Quanto à historiografia que Nietzsche via de forma crítica. Ela tentou dominar a história, produzindo monstros como a justificativa ao Neocolonialismo, que levou as nações europeias a oprimir o mundo menos desenvolvido no tempo do filósofo e no início do século XX fez com que se destruíssem em duas guerras mundiais. E o socialismo que além de nivelar as pessoas, o que só pode ser feito para baixo, ou ao menos para o meio, sendo o inverso do objetivo dele, de evoluir os homens, produziu divisões na sociedade, ditaduras cruéis e graves problemas econômicos nos países comunistas e por outro lado o Estado do Bem Estar Social com sua previdência, saúde e educação gratuita e de boa qualidade em algumas nações socialistas.

Não se pode negar que o socialismo tem muito em comum com algumas práticas do cristianismo primitivo, onde segundo os “Atos dos Apóstolos” os primeiros cristãos dividiam seus bens liderados pelos apóstolos.

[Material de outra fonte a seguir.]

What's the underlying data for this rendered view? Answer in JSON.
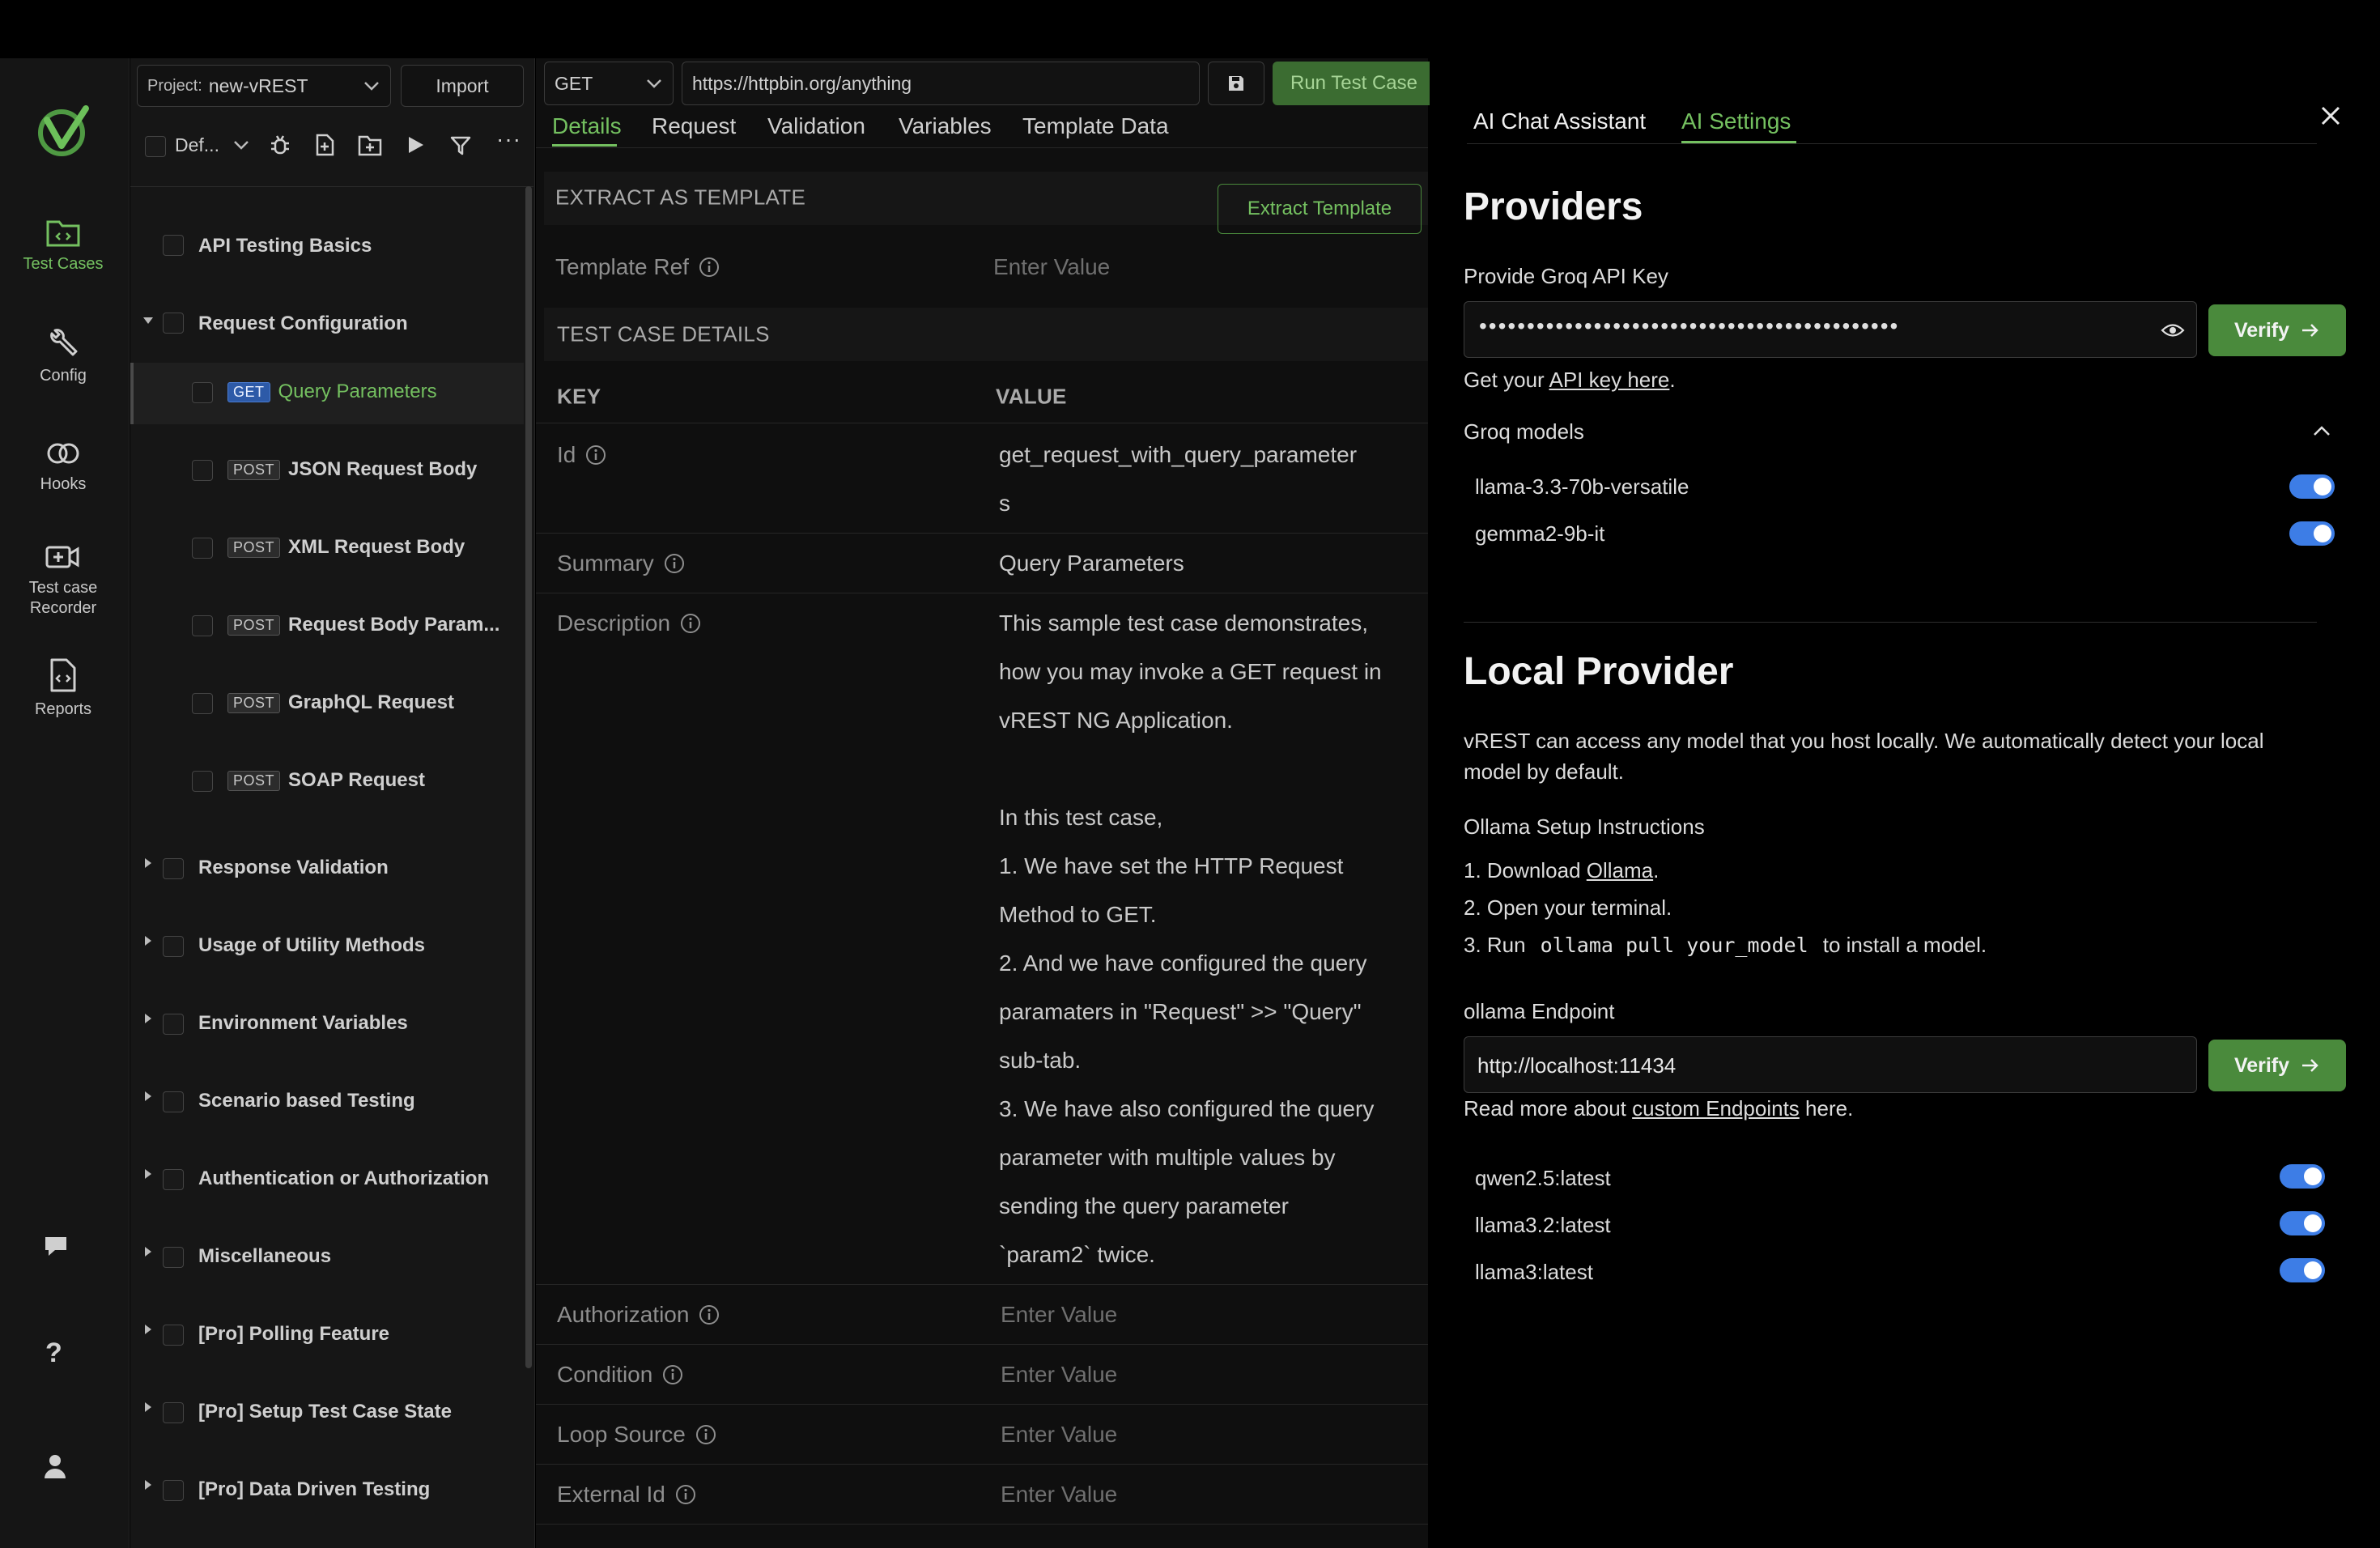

Esse ideal foi seguido por alguns movimentos católicos como os franciscanos, a teologia da libertação e obras assistenciais sempre foram uma das bases da santidade. Alguns movimentos protestantes como os Diggers (Escavadores ou Niveladores) também tentaram criar paraísos socialistas.

As ideias de Nietzsche foram apropriadas por sua irmã e cunhado, membros do partido Nazista para fazer propaganda do movimento. Duvido que autor teria aprovado esta atitude, mas é inegável que suas ideias, até por terem surgido no mesmo meio social que aquele movimento tem muita coisa em comum, no entanto acho que os EUA do século XX se parecem mais com suas ideias do que o estado nazista, até porque ele amava a liberdade individual e pregasse a superação individual e não um estado totalitário que restringisse esta liberdade.

Acima de tudo, a experiência nazista mostrou que o homem moderno não aceita mais o modelo de guerra dos povos antigos, no qual o vencedor eliminava ou escravizava o derrotado. O cristianismo, ao contrário do que pensava Nietzsche, com todas as suas contradições, com os horrores das Cruzadas e da Inquisição, apoiando a escravidão de ameríndios e africanos, apesar de tudo, em minha opinião, nos tornou melhores. Se o único cristão autêntico, Jesus de Nazaré, o homem sem ressentimento, admirado pelo filósofo do Anticristo, morreu na cruz, não ficamos totalmente insensíveis a ele.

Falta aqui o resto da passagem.